Сошлось, или Правда жизни

Оглавление

– Ты меня уважаешь? – спросил достопочтимый прапорщик Дмитрий Анатольевич Уздечкин, по прозвищу Сундучок, как можно убедительнее, стараясь выговаривать звуки членораздельно.

– Нет, я тебя не уважаю! – неунывающим бодрым голосом без обиняков ответил капитан в отставке Владимир Владимирович Хлудов.

– А почему? – удивлёно и обижено спросил Уздечкин.

– А я, Митя, никого не уважаю, – чистосердечно и вполне обыденно признался Хлудов.

– Даже самого себя? – стараясь поймать на лжи капитана, снова спросил Уздечкин.

– Себя – в первую очередь, – ничуть не смущаясь, ответил Хлудов.

– Как так можно? – задал риторический вопрос Уздечкин.

– Не как, а почему? – поправил его Хлудов.

– Хорошо: Почему? – поправился Сундучок.

– Потому, что у меня нет души! Во как! – развёл руками Хлудов.

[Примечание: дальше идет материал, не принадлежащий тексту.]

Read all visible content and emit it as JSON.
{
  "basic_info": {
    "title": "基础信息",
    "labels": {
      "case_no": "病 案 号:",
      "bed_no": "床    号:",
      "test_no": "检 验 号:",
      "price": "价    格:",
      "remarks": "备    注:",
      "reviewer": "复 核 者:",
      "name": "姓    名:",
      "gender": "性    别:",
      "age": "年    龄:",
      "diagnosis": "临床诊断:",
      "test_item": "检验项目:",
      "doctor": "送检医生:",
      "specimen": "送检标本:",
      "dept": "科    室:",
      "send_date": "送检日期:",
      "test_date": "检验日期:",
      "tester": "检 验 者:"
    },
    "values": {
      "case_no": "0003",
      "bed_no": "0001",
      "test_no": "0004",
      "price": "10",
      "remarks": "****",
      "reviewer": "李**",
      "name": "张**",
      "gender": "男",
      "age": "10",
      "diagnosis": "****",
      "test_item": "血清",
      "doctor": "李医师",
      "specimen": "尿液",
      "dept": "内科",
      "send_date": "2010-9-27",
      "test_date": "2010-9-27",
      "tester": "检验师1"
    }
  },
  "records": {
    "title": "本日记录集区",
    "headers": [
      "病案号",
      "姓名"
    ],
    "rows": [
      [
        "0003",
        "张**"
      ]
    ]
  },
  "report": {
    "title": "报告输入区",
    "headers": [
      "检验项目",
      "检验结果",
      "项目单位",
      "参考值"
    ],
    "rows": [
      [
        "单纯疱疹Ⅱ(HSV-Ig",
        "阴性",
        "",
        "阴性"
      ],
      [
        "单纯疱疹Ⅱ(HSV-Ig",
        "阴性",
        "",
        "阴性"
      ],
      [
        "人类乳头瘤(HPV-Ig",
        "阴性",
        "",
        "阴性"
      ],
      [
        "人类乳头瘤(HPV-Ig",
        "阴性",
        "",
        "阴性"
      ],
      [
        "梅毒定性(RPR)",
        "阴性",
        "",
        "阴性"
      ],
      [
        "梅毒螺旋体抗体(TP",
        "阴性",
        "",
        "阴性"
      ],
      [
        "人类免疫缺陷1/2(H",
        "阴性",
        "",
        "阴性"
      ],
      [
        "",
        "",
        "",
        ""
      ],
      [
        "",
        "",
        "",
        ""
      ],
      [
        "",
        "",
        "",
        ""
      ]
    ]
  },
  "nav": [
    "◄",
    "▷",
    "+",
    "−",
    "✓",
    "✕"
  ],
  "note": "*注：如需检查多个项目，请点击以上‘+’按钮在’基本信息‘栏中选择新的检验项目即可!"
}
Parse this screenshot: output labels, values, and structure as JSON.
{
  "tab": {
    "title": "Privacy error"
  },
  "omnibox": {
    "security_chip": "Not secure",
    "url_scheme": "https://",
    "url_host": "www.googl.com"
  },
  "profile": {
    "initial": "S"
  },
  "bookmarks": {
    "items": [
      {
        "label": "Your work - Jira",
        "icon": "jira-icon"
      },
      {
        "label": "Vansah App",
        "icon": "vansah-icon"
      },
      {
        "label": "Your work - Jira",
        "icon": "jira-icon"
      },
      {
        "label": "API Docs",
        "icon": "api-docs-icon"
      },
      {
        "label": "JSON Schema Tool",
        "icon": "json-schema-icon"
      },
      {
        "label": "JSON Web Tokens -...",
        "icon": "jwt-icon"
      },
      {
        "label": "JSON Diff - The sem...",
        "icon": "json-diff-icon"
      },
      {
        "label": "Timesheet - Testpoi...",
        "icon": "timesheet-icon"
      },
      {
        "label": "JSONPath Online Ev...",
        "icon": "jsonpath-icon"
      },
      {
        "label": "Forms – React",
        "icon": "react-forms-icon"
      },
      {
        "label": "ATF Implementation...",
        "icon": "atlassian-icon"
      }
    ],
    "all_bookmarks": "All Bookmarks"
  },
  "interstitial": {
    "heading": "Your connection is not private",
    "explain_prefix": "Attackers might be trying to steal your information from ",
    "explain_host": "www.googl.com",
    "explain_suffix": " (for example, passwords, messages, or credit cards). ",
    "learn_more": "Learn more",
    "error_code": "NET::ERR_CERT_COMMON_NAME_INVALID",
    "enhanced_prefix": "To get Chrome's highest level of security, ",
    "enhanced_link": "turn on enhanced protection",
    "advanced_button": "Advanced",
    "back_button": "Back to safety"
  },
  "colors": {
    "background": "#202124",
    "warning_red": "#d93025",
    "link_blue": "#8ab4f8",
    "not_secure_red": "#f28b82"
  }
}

– Тогда скажи-ка мне, Владимир Владимирович, в чем ваша правда? – не унимался Хреков

– Правды нет, Дмитрий Анатольевич, ибо она недоступна человеку, поэтому есть только одни заблуждения! – вздохнув с сожалением, констатировал Хлудов. – Запомни раз и навсегда, Сундучок: Человек есть кондом – вполне случайная и заменимая вещь.

– Эх! – обхватив руками голову, вздохнул Уздечкин.

– Ну? – попросил его объясниться Хлудов.

– Эх, Вова, если бы у меня была обезьяна, – мечтательно произнёс товарищ Уздечкин, упираясь пьяными глазами в блестящую пуговицу на мундире капитана в отставке Хлудова, на что тот снова вопросительно буркнул:

– Ну?

– Знаешь, что с ней случилось бы? – продолжал, игнорируя субординацию, прапорщик Уздечкин.

– И что? – опять в своей манере, человека вовсе не интересующего чужое мнение, с хрустом пережёвывая содержимое рта, пробубнил уже изрядно пьяный Хлудов.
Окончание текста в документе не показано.